15.10.2013

Negative Massen geben Gas

Konzept eines diametralen Antriebs in optischen Fasern verwirklicht.

Vor 15 Jahren dachte ein Forschungsteam der NASA darüber nach, wie sie den idealen Raumschiffsantrieb bauen könnten. Dabei hatte Marc Millis die etwas eigensinnige Idee, Objekte mit einer negativen effektiven Masse einzusetzen: Während sich zwei Körper mit positiver Masse gegenseitig anziehen, ermöglicht die Kombination von Objekten mit positiver und negativer Masse hingegen ein unerwartetes Phänomen, sie beschleunigen nämlich in dieselbe Richtung. Diese Konstellation bezeichnete Millis als „Diametric Drive“ (diametraler Antrieb). Physiker der Universität Erlangen-Nürnberg haben nun aber nachgewiesen, dass sich analog dazu Lichtpulse gegenseitig dauerhaft beschleunigen können. Damit ließe sich etwa die Wellenlänge von Lichtpulsen kontrolliert verschieben, was für viele Bereiche der Laserphysik oder Spektroskopie interessant ist.

Abb.: Beim optischen diametralen Antriebs beschleunigen der linke Pulszug mit positiver effektiver Masse und der rechte mit negativer Masse durch eine Umkehr des dritten Newtonschen Gesetzes in die gleiche Richtung. (Bild: FAU)

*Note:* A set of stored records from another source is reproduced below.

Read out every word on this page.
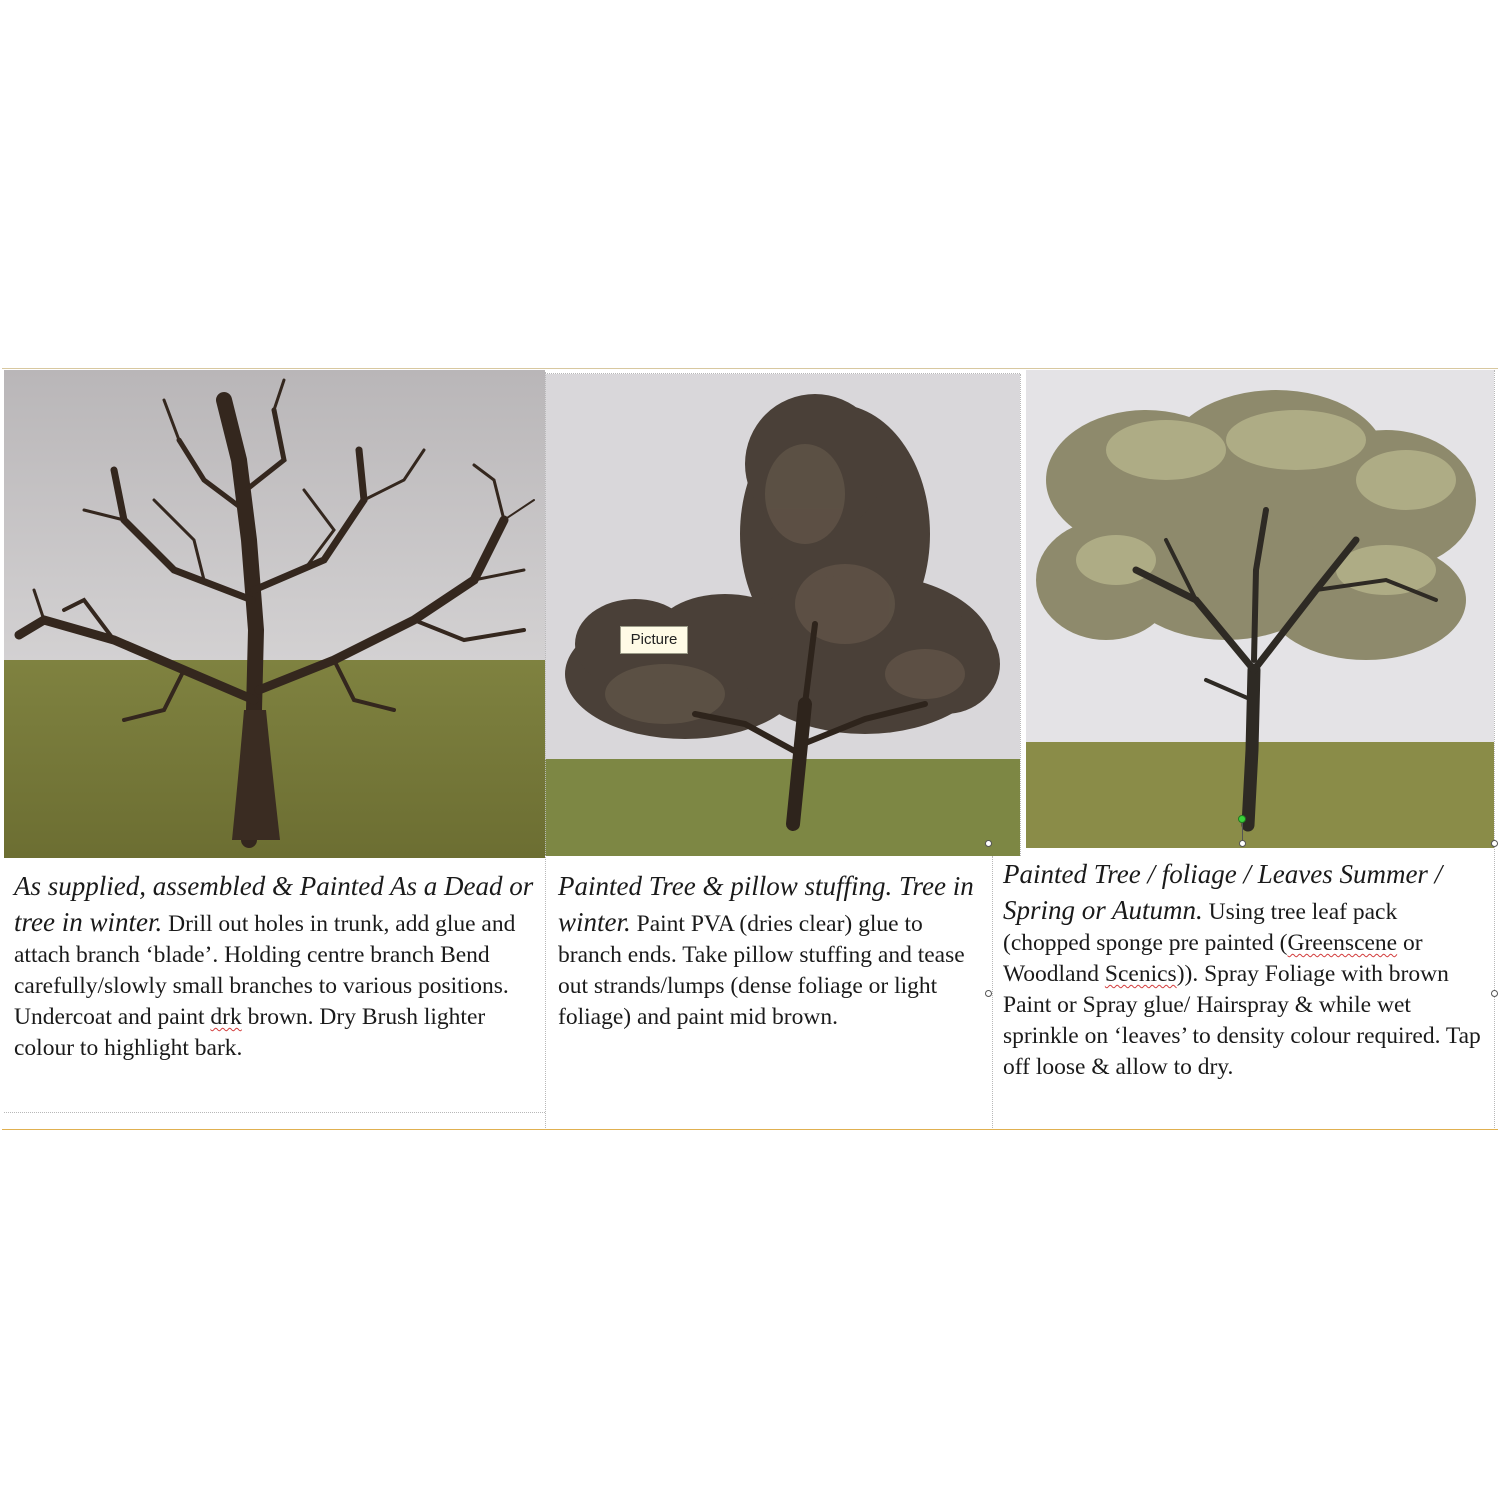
As supplied, assembled & Painted As a Dead or tree in winter. Drill out holes in trunk, add glue and attach branch ‘blade’. Holding centre branch Bend carefully/slowly small branches to various positions. Undercoat and paint drk brown. Dry Brush lighter colour to highlight bark.

Painted Tree & pillow stuffing. Tree in winter. Paint PVA (dries clear) glue to branch ends. Take pillow stuffing and tease out strands/lumps (dense foliage or light foliage) and paint mid brown.

Painted Tree / foliage / Leaves Summer / Spring or Autumn. Using tree leaf pack (chopped sponge pre painted (Greenscene or Woodland Scenics)). Spray Foliage with brown Paint or Spray glue/ Hairspray & while wet sprinkle on ‘leaves’ to density colour required. Tap off loose & allow to dry.

Picture
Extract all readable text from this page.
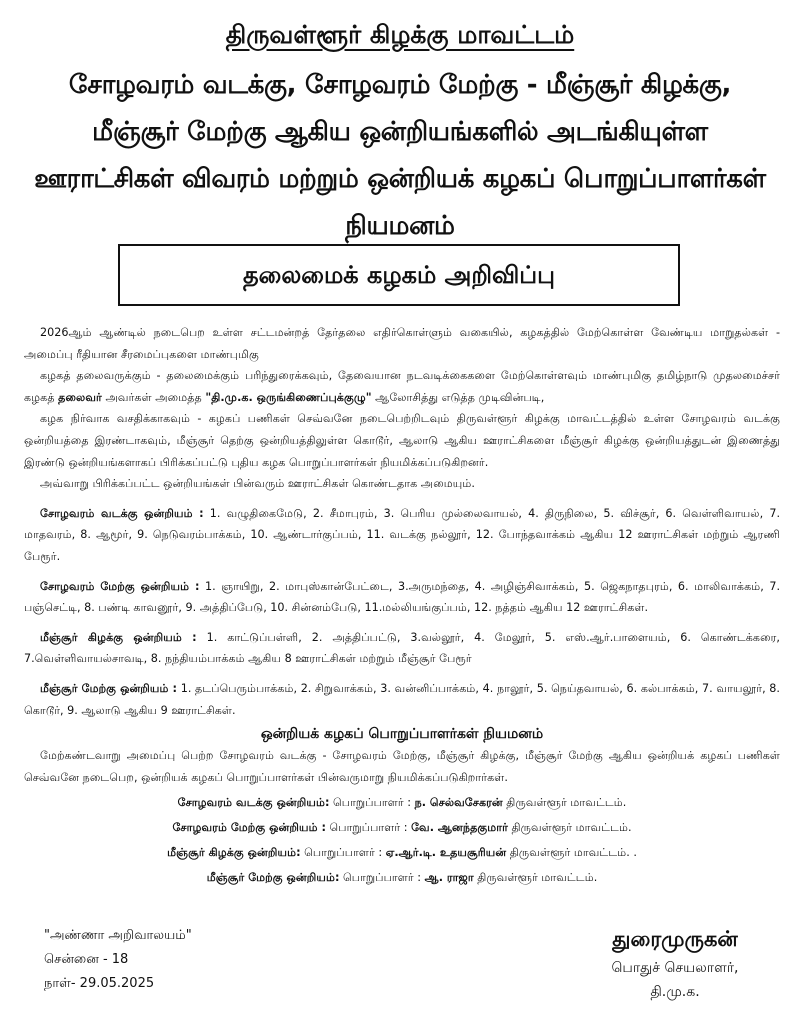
திருவள்ளூர் கிழக்கு மாவட்டம்
சோழவரம் வடக்கு, சோழவரம் மேற்கு - மீஞ்சூர் கிழக்கு, மீஞ்சூர் மேற்கு ஆகிய ஒன்றியங்களில் அடங்கியுள்ள ஊராட்சிகள் விவரம் மற்றும் ஒன்றியக் கழகப் பொறுப்பாளர்கள் நியமனம்
தலைமைக் கழகம் அறிவிப்பு

2026ஆம் ஆண்டில் நடைபெற உள்ள சட்டமன்றத் தேர்தலை எதிர்கொள்ளும் வகையில், கழகத்தில் மேற்கொள்ள வேண்டிய மாறுதல்கள் - அமைப்பு ரீதியான சீரமைப்புகளை மாண்புமிகு

கழகத் தலைவருக்கும் - தலைமைக்கும் பரிந்துரைக்கவும், தேவையான நடவடிக்கைகளை மேற்கொள்ளவும் மாண்புமிகு தமிழ்நாடு முதலமைச்சர் கழகத் தலைவர் அவர்கள் அமைத்த "தி.மு.க. ஒருங்கிணைப்புக்குழு" ஆலோசித்து எடுத்த முடிவின்படி,

கழக நிர்வாக வசதிக்காகவும் - கழகப் பணிகள் செவ்வனே நடைபெற்றிடவும் திருவள்ளூர் கிழக்கு மாவட்டத்தில் உள்ள சோழவரம் வடக்கு ஒன்றியத்தை இரண்டாகவும், மீஞ்சூர் தெற்கு ஒன்றியத்திலுள்ள கொடூர், ஆலாடு ஆகிய ஊராட்சிகளை மீஞ்சூர் கிழக்கு ஒன்றியத்துடன் இணைத்து இரண்டு ஒன்றியங்களாகப் பிரிக்கப்பட்டு புதிய கழக பொறுப்பாளர்கள் நியமிக்கப்படுகிறனர்.

அவ்வாறு பிரிக்கப்பட்ட ஒன்றியங்கள் பின்வரும் ஊராட்சிகள் கொண்டதாக அமையும்.

சோழவரம் வடக்கு ஒன்றியம் : 1. வழுதிகைமேடு, 2. சீமாபுரம், 3. பெரிய முல்லைவாயல், 4. திருநிலை, 5. விச்சூர், 6. வெள்ளிவாயல், 7. மாதவரம், 8. ஆமூர், 9. நெடுவரம்பாக்கம், 10. ஆண்டார்குப்பம், 11. வடக்கு நல்லூர், 12. போந்தவாக்கம் ஆகிய 12 ஊராட்சிகள் மற்றும் ஆரணி பேரூர்.

சோழவரம் மேற்கு ஒன்றியம் : 1. ஞாயிறு, 2. மாபுஸ்கான்பேட்டை, 3.அருமந்தை, 4. அழிஞ்சிவாக்கம், 5. ஜெகநாதபுரம், 6. மாலிவாக்கம், 7. பஞ்செட்டி, 8. பண்டி காவனூர், 9. அத்திப்பேடு, 10. சின்னம்பேடு, 11.மல்லியங்குப்பம், 12. நத்தம் ஆகிய 12 ஊராட்சிகள்.

மீஞ்சூர் கிழக்கு ஒன்றியம் : 1. காட்டுப்பள்ளி, 2. அத்திப்பட்டு, 3.வல்லூர், 4. மேலூர், 5. எஸ்.ஆர்.பாளையம், 6. கொண்டக்கரை, 7.வெள்ளிவாயல்சாவடி, 8. நந்தியம்பாக்கம் ஆகிய 8 ஊராட்சிகள் மற்றும் மீஞ்சூர் பேரூர்

மீஞ்சூர் மேற்கு ஒன்றியம் : 1. தடப்பெரும்பாக்கம், 2. சிறுவாக்கம், 3. வன்னிப்பாக்கம், 4. நாலூர், 5. நெய்தவாயல், 6. கல்பாக்கம், 7. வாயலூர், 8. கொடூர், 9. ஆலாடு ஆகிய 9 ஊராட்சிகள்.

ஒன்றியக் கழகப் பொறுப்பாளர்கள் நியமனம்

மேற்கண்டவாறு அமைப்பு பெற்ற சோழவரம் வடக்கு - சோழவரம் மேற்கு, மீஞ்சூர் கிழக்கு, மீஞ்சூர் மேற்கு ஆகிய ஒன்றியக் கழகப் பணிகள் செவ்வனே நடைபெற, ஒன்றியக் கழகப் பொறுப்பாளர்கள் பின்வருமாறு நியமிக்கப்படுகிறார்கள்.

சோழவரம் வடக்கு ஒன்றியம்: பொறுப்பாளர் : ந. செல்வசேகரன் திருவள்ளூர் மாவட்டம்.
சோழவரம் மேற்கு ஒன்றியம் : பொறுப்பாளர் : வே. ஆனந்தகுமார் திருவள்ளூர் மாவட்டம்.
மீஞ்சூர் கிழக்கு ஒன்றியம்: பொறுப்பாளர் : ஏ.ஆர்.டி. உதயசூரியன் திருவள்ளூர் மாவட்டம். .
மீஞ்சூர் மேற்கு ஒன்றியம்: பொறுப்பாளர் : ஆ. ராஜா திருவள்ளூர் மாவட்டம்.
"அண்ணா அறிவாலயம்"
சென்னை - 18
நாள்- 29.05.2025
துரைமுருகன்
பொதுச் செயலாளர்,
தி.மு.க.
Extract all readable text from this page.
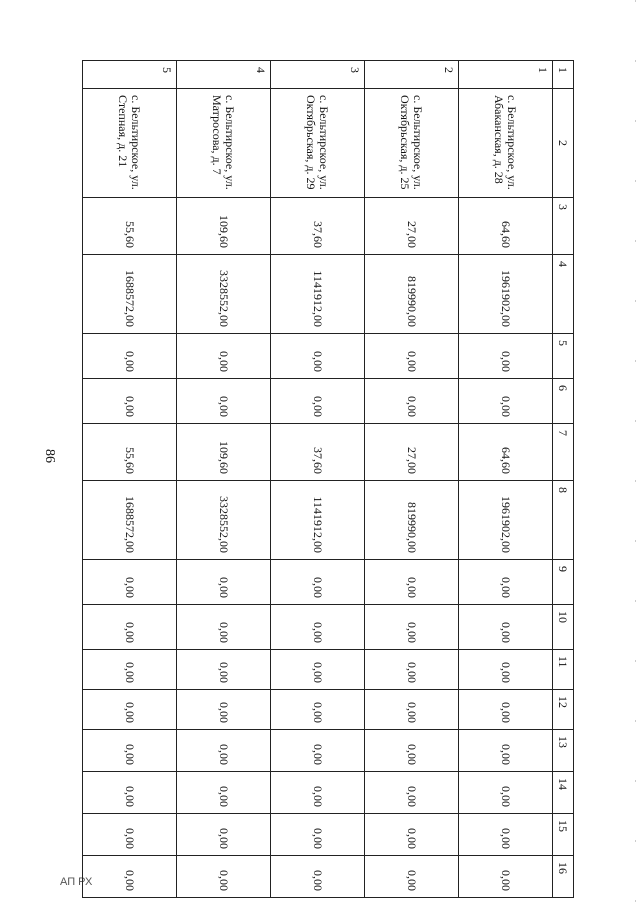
86
АП РХ
1	2	3	4	5	6	7	8	9	10	11	12	13	14	15	16
1	с. Бельтирское, ул. Абаканская, д. 28	64,60	1961902,00	0,00	0,00	64,60	1961902,00	0,00	0,00	0,00	0,00	0,00	0,00	0,00	0,00
2	с. Бельтирское, ул. Октябрьская, д. 25	27,00	819990,00	0,00	0,00	27,00	819990,00	0,00	0,00	0,00	0,00	0,00	0,00	0,00	0,00
3	с. Бельтирское, ул. Октябрьская, д. 29	37,60	1141912,00	0,00	0,00	37,60	1141912,00	0,00	0,00	0,00	0,00	0,00	0,00	0,00	0,00
4	с. Бельтирское, ул. Матросова, д. 7	109,60	3328552,00	0,00	0,00	109,60	3328552,00	0,00	0,00	0,00	0,00	0,00	0,00	0,00	0,00
5	с. Бельтирское, ул. Степная, д. 21	55,60	1688572,00	0,00	0,00	55,60	1688572,00	0,00	0,00	0,00	0,00	0,00	0,00	0,00	0,00
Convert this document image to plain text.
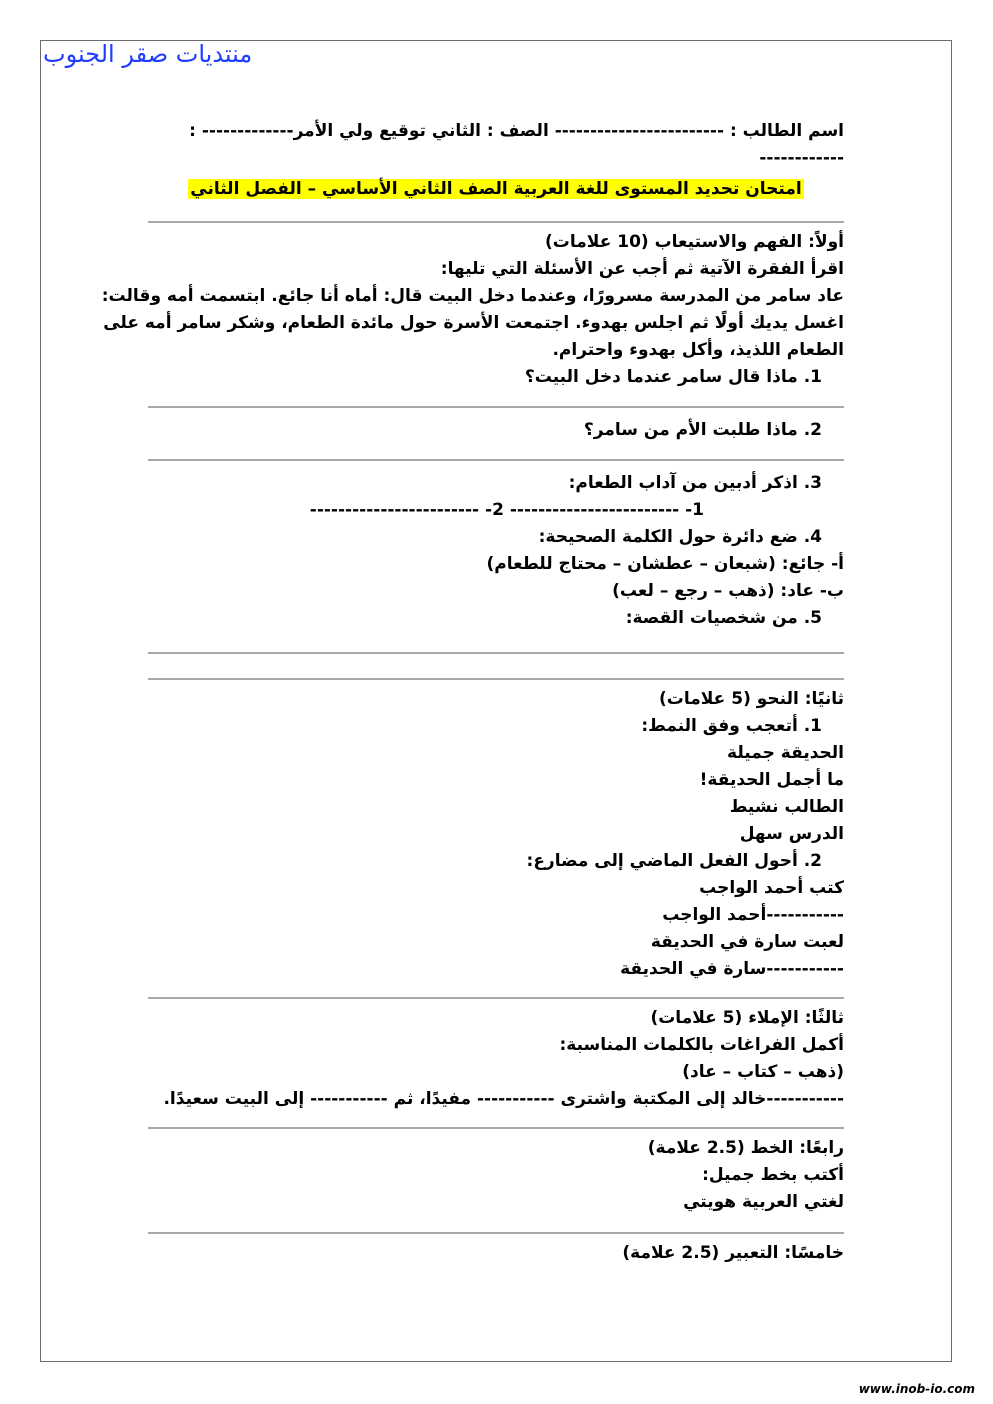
منتديات صقر الجنوب
اسم الطالب : ------------------------ الصف : الثاني توقيع ولي الأمر------------- :
------------
امتحان تحديد المستوى للغة العربية الصف الثاني الأساسي – الفصل الثاني
أولاً: الفهم والاستيعاب (10 علامات)
اقرأ الفقرة الآتية ثم أجب عن الأسئلة التي تليها:
عاد سامر من المدرسة مسرورًا، وعندما دخل البيت قال: أماه أنا جائع. ابتسمت أمه وقالت:
اغسل يديك أولًا ثم اجلس بهدوء. اجتمعت الأسرة حول مائدة الطعام، وشكر سامر أمه على
الطعام اللذيذ، وأكل بهدوء واحترام.
1. ماذا قال سامر عندما دخل البيت؟
2. ماذا طلبت الأم من سامر؟
3. اذكر أدبين من آداب الطعام:
1- ------------------------ 2- ------------------------
4. ضع دائرة حول الكلمة الصحيحة:
أ- جائع: (شبعان – عطشان – محتاج للطعام)
ب- عاد: (ذهب – رجع – لعب)
5. من شخصيات القصة:
ثانيًا: النحو (5 علامات)
1. أتعجب وفق النمط:
الحديقة جميلة
ما أجمل الحديقة!
الطالب نشيط
الدرس سهل
2. أحول الفعل الماضي إلى مضارع:
كتب أحمد الواجب
-----------أحمد الواجب
لعبت سارة في الحديقة
-----------سارة في الحديقة
ثالثًا: الإملاء (5 علامات)
أكمل الفراغات بالكلمات المناسبة:
(ذهب – كتاب – عاد)
-----------خالد إلى المكتبة واشترى ----------- مفيدًا، ثم ----------- إلى البيت سعيدًا.
رابعًا: الخط (2.5 علامة)
أكتب بخط جميل:
لغتي العربية هويتي
خامسًا: التعبير (2.5 علامة)
www.inob-io.com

„Die Existenz von mechanischen Objekten mit einer negativen Masse verstößt im freien Raum gegen derart viele Grundgesetze der Physik, dass sie mit großer Sicherheit ausgeschlossen werden kann“, sagt Ulf Peschel von der FAU. Aber eben nur im freien Raum: Die Einschränkungen gelten nicht für künstlich geschaffene Systeme, innerhalb derer ganz eigene Gesetzmäßigkeiten gelten. Diese Tatsache machten sich nun Peschels Kollegen zu Nutze, um die optische Entsprechung des Diametric Drive zu realisieren.

Zusammen mit Kollegen vom MPI für die Physik des Lichts und von der University of Central Florida, USA, schufen sie ein optisches Fasernetzwerk, in dem sich speziell präparierte Lichtpakete vollkommen analog zu mechanischen Teilchen mit positiver oder negativer effektiver Masse verhalten: Bringt man sie zusammen, so entsteht durch nichtlineare Wechselwirkung ein optischer Diametric Drive. Die beiden Lichtbündel beschleunigen in dieselbe Richtung und werden immer schneller, so wie man es eben bei einem diametralen Antrieb erwarten würde.

Die Wissenschaftler sind sich sicher, dass dieser Effekt auf eine Vielzahl von anderen physikalischen Systemen übertragen werden kann. Womöglich ließen sich also auf die gleiche Weise auch Elektronen in Halbleitern oder ultrakalte Atome in optischen Gittern beschleunigen, da die Wirkungsweise auf dem universellen Konzept der effektiven Masse beruht. Auch in der Optik könnten verschiedene Anwendungsfelder vom Diametric Drive profitieren, zum Beispiel durch die Möglichkeit, die Lichtwellenlänge mit Hilfe von speziellen Glasfasern zu verändern. Auch wenn der Raumschiffsantrieb mit negativer Masse letztlich wohl nur ein Luftschloss bleiben wird, so hat diese Science-Fiction-artige Idee nach über 15 Jahren auf Umwegen doch noch den Sprung in die Realität geschafft.